Now here’s the point. Some comprehensive conceptions will affirm the moral importance of people’s actual experience here and now, while others may sideline or denigrate it. Those that do affirm it will sit more naturally with, and in a way will generate and inspire, the moral and political commitments traditionally associated with liberalism. And that is what the comprehensive liberal wants to remind us of. Liberalism is based on certain ethical commitments, certain propositions about what matters and about the importance of certain kinds of respect for the lives, experiences, and liberty of ordinary men and women. It is not a neutral or nonchalant creed, and its commitments arguably cannot be articulated at a purely political level. Traditional liberals have said that human life, liberty and experience command respect, period, not just because of the way we configure our politics but because of what they are. And the same is true of many of the moral absolutes and the stringency and priority associated with justice and rights. These again are not just pragmatic matters established at a political level; instead their application in politics is derivative of deeper truths about the nature of the goods they protect and the moral concerns that they express.

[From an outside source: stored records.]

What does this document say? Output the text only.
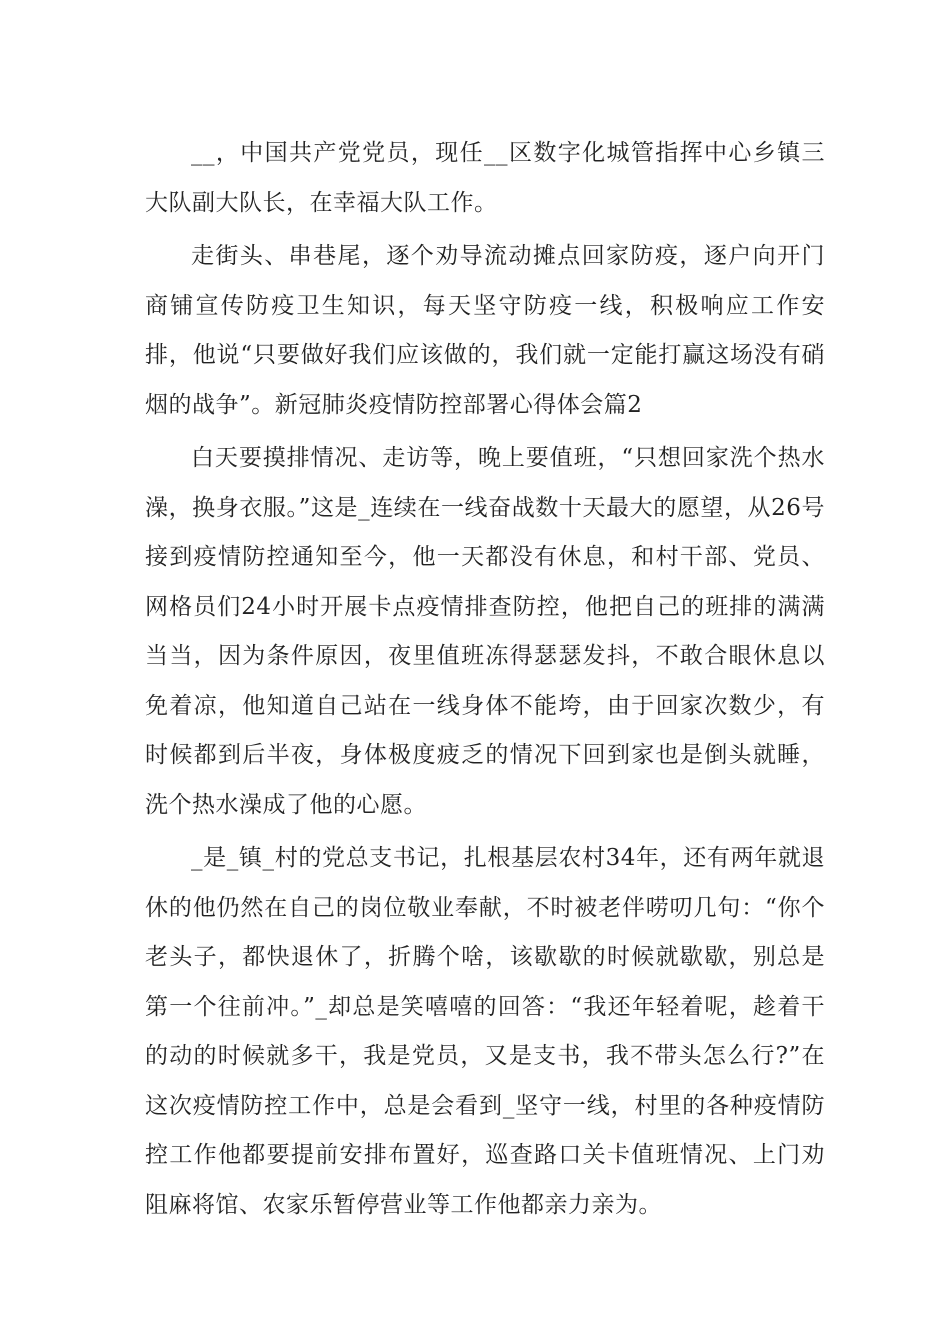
__，中国共产党党员，现任__区数字化城管指挥中心乡镇三大队副大队长，在幸福大队工作。

走街头、串巷尾，逐个劝导流动摊点回家防疫，逐户向开门商铺宣传防疫卫生知识，每天坚守防疫一线，积极响应工作安排，他说“只要做好我们应该做的，我们就一定能打赢这场没有硝烟的战争”。新冠肺炎疫情防控部署心得体会篇2

白天要摸排情况、走访等，晚上要值班，“只想回家洗个热水澡，换身衣服。”这是_连续在一线奋战数十天最大的愿望，从26号接到疫情防控通知至今，他一天都没有休息，和村干部、党员、网格员们24小时开展卡点疫情排查防控，他把自己的班排的满满当当，因为条件原因，夜里值班冻得瑟瑟发抖，不敢合眼休息以免着凉，他知道自己站在一线身体不能垮，由于回家次数少，有时候都到后半夜，身体极度疲乏的情况下回到家也是倒头就睡，洗个热水澡成了他的心愿。

_是_镇_村的党总支书记，扎根基层农村34年，还有两年就退休的他仍然在自己的岗位敬业奉献，不时被老伴唠叨几句：“你个老头子，都快退休了，折腾个啥，该歇歇的时候就歇歇，别总是第一个往前冲。”_却总是笑嘻嘻的回答：“我还年轻着呢，趁着干的动的时候就多干，我是党员，又是支书，我不带头怎么行?”在这次疫情防控工作中，总是会看到_坚守一线，村里的各种疫情防控工作他都要提前安排布置好，巡查路口关卡值班情况、上门劝阻麻将馆、农家乐暂停营业等工作他都亲力亲为。
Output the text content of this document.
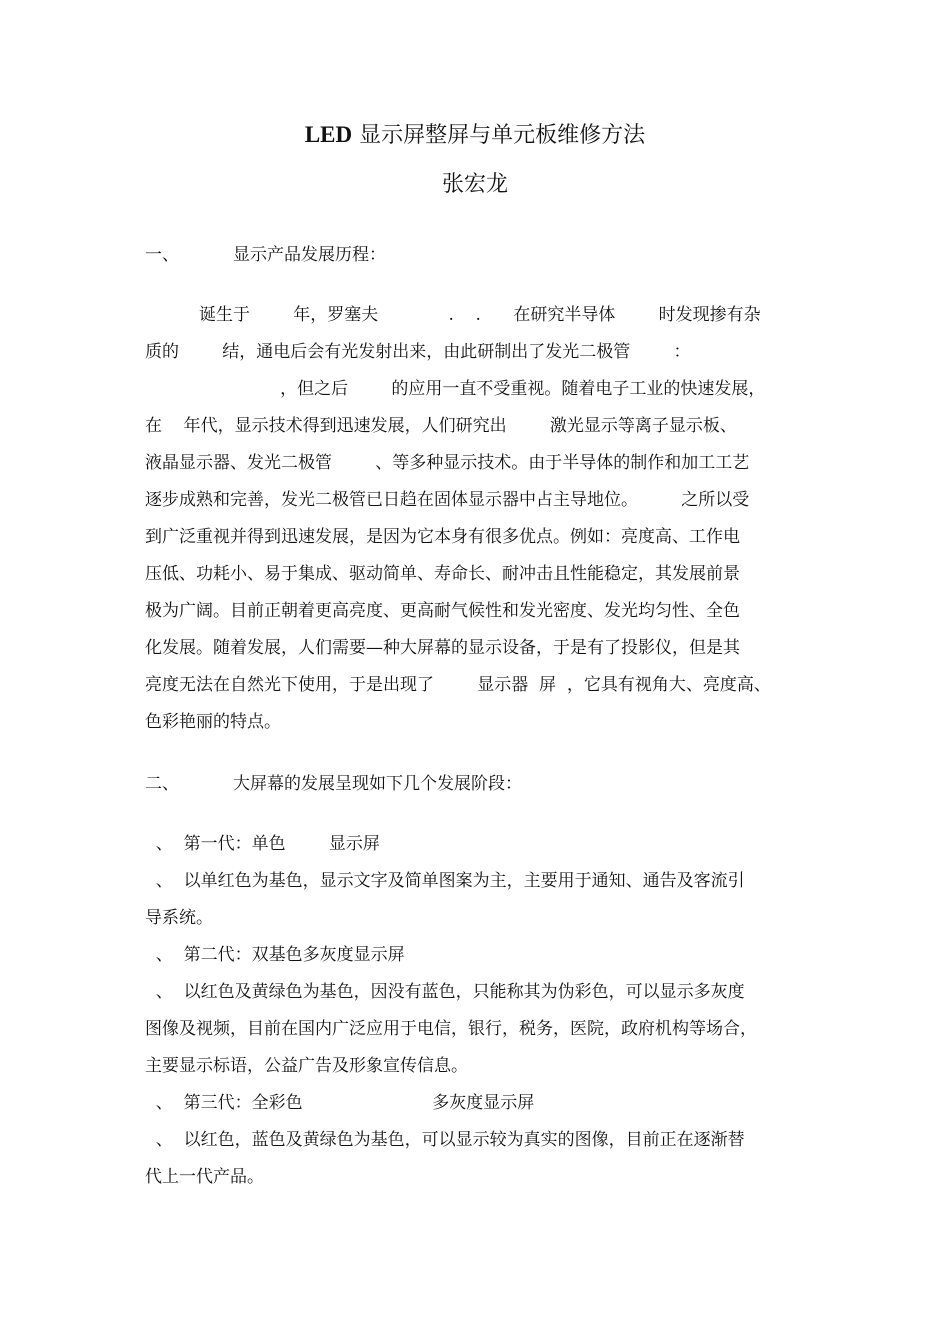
LED 显示屏整屏与单元板维修方法
张宏龙
一、          显示产品发展历程：
诞生于        年，罗塞夫             .    .      在研究半导体        时发现掺有杂
质的        结，通电后会有光发射出来，由此研制出了发光二极管        ：
，但之后        的应用一直不受重视。随着电子工业的快速发展，
在    年代，显示技术得到迅速发展，人们研究出        激光显示等离子显示板、
液晶显示器、发光二极管        、等多种显示技术。由于半导体的制作和加工工艺
逐步成熟和完善，发光二极管已日趋在固体显示器中占主导地位。        之所以受
到广泛重视并得到迅速发展，是因为它本身有很多优点。例如：亮度高、工作电
压低、功耗小、易于集成、驱动简单、寿命长、耐冲击且性能稳定，其发展前景
极为广阔。目前正朝着更高亮度、更高耐气候性和发光密度、发光均匀性、全色
化发展。随着发展，人们需要—种大屏幕的显示设备，于是有了投影仪，但是其
亮度无法在自然光下使用，于是出现了        显示器  屏  ，它具有视角大、亮度高、
色彩艳丽的特点。
二、          大屏幕的发展呈现如下几个发展阶段：
、  第一代：单色        显示屏
、  以单红色为基色，显示文字及简单图案为主，主要用于通知、通告及客流引
导系统。
、  第二代：双基色多灰度显示屏
、  以红色及黄绿色为基色，因没有蓝色，只能称其为伪彩色，可以显示多灰度
图像及视频，目前在国内广泛应用于电信，银行，税务，医院，政府机构等场合，
主要显示标语，公益广告及形象宣传信息。
、  第三代：全彩色                        多灰度显示屏
、  以红色，蓝色及黄绿色为基色，可以显示较为真实的图像，目前正在逐渐替
代上一代产品。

So, although liberals seek a universal application for their principles in a world of many faiths and many philosophies, it may be a mistake to base that universal application on the shallowness of the liberal claims. If liberal positions are to be sustained, certain confrontations at the comprehensive level may be unavoidable. A willingness to face up to these issues and to explore these deeper foundations may be the price one has to pay for robust liberal convictions.